Head and Neck Cancer


Head and Neck Cancer is a collection of cancers of different disease sites mainly associated with the upper airway and upper digestive tract. These sites include the oral cavity (mouth), oropharynx (throat), salivary glands, sinuses, nasal cavity, larynx (voicebox), thyroid gland, and the neck. Approximately 35,000 men and women will be diagnosed with cancer of the oral cavity and pharynx this year. Although these cancers are categorized together, different disease sites exhibit different behavior.

Cancers of the head and neck are directly related to tobacco use and alcohol consumption. There also is an association between the HPV virus and oropharynx cancers as well as the Epstein-Barr virus and nasopharynx cancer.

The natural history of head and neck cancer is interesting. These cancers develop at a primary site and then usually spread to draining lymph nodes in the neck. These cancers can stay in the head and neck region for long periods of time before they spread to other parts of the body. This aspect of head and neck cancer allows for effective use of local treatments such as surgery and radiation therapy.
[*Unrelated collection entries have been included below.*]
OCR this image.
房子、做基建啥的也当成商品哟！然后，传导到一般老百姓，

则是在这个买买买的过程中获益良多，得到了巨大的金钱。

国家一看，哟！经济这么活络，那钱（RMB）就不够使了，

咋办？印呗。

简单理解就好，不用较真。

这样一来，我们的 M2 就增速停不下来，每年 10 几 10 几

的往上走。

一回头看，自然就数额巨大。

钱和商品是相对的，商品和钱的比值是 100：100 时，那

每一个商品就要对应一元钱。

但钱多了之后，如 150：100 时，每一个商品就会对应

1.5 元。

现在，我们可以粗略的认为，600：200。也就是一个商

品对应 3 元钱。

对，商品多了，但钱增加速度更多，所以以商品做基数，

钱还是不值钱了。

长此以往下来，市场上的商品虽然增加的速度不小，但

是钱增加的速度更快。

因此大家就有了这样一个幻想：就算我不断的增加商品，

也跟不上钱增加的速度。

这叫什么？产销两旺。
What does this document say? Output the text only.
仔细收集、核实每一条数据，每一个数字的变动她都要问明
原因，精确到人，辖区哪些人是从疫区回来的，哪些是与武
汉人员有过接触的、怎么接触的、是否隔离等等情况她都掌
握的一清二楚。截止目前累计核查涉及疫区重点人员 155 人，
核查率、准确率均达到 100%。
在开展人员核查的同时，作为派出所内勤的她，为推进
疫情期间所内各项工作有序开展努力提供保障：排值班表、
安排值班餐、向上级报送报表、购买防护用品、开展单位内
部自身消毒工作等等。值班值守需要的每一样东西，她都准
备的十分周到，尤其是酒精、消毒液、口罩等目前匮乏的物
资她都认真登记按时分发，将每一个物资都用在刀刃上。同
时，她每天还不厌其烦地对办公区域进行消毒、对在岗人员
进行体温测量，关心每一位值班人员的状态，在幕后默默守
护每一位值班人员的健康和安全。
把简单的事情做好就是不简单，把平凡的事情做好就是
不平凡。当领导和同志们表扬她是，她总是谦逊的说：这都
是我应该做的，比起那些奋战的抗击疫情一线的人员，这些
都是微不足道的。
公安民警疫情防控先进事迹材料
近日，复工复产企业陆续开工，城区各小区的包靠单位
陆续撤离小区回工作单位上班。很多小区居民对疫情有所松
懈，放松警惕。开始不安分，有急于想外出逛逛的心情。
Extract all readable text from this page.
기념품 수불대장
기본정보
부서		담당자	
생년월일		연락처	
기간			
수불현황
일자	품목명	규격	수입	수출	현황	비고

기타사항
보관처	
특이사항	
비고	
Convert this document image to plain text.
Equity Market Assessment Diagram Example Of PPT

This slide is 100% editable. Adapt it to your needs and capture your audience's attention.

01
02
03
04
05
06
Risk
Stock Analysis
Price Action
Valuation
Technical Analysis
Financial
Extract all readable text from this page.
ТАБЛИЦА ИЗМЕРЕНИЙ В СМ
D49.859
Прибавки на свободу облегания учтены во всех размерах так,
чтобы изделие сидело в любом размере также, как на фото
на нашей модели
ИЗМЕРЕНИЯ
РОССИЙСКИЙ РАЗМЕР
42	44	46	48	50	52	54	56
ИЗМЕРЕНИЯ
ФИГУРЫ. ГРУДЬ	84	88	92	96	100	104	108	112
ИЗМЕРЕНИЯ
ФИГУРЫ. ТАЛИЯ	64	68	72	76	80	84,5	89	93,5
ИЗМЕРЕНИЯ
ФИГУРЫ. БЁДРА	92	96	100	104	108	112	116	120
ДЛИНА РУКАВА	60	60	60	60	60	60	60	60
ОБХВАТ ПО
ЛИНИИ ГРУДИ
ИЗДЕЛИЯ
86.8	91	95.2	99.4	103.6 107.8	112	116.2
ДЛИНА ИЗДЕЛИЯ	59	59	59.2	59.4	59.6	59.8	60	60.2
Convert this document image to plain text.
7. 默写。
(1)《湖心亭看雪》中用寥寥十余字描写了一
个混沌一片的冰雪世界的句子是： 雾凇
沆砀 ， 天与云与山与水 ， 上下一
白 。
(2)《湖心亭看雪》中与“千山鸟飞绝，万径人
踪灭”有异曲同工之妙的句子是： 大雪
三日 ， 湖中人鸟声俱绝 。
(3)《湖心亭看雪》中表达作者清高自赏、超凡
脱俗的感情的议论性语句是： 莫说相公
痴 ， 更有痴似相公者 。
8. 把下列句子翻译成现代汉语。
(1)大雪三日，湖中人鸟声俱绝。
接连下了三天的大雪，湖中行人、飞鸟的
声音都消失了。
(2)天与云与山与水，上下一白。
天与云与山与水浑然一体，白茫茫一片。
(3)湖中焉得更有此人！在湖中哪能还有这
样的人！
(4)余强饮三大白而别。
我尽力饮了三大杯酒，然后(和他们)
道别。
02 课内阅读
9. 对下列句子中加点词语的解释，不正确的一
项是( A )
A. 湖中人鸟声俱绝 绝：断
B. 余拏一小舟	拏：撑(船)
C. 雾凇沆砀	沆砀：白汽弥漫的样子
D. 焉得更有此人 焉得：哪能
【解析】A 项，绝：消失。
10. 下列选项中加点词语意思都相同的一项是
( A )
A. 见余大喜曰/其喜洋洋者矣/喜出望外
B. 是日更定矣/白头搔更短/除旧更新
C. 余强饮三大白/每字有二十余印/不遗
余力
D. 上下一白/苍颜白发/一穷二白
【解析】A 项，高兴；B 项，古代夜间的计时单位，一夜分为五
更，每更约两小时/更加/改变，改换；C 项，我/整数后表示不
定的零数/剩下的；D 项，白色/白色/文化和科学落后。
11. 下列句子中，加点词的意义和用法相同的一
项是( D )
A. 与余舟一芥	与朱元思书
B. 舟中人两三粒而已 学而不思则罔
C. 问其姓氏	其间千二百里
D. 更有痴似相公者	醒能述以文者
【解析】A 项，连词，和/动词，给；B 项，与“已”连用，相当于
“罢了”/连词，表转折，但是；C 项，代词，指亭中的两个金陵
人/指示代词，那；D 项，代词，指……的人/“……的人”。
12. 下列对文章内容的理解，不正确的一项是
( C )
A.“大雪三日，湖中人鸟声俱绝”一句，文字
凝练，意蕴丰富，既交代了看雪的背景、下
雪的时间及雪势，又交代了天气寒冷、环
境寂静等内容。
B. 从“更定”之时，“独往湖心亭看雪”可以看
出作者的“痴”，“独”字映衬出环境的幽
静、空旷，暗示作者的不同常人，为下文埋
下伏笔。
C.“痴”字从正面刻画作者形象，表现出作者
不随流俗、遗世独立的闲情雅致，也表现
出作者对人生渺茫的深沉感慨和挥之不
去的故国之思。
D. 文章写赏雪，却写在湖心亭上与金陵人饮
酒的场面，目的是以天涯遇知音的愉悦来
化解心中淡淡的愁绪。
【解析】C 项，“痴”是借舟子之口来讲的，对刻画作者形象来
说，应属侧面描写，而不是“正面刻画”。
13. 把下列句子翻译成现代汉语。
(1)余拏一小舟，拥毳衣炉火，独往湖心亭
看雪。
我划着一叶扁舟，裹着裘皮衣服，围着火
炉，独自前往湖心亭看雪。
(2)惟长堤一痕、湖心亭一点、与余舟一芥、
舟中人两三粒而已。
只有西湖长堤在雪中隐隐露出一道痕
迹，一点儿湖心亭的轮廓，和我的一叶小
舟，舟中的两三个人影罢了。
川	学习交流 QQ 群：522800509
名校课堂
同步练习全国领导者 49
Treatment for head and neck cancers is decided on an individual basis using a multidisciplinary approach. Surgery or radiation therapy alone can be used for early cancers, while a combination of radiation therapy, surgery, and chemotherapy can be used for more advanced tumors.

Special attention is given to quality of life issues while planning treatment. Very important and sensitive functions are performed in the head and neck region. These include swallowing, speaking, taste, as well as mouth and throat lubrication. These functions can be impacted by both the cancers and treatments.
Conventional radiation therapy to the head and neck typically results in a permanent dry mouth, a condition called xerostomia. Fortunately, with the development of IMRT (intensity-modulated radiation therapy), the occurrence and level of xerostomia has dramatically improved. All of our centers have IMRT capability, as well as experience using this type of radiation to treat head and neck cancers.

A multidisciplinary approach to head and neck cancer is very important. Also important are support services such as nutritionists and social workers, who are available in all of our centers. We also work closely with dental specialists familiar with radiation therapy in order to avoid dental problems during and after treatment.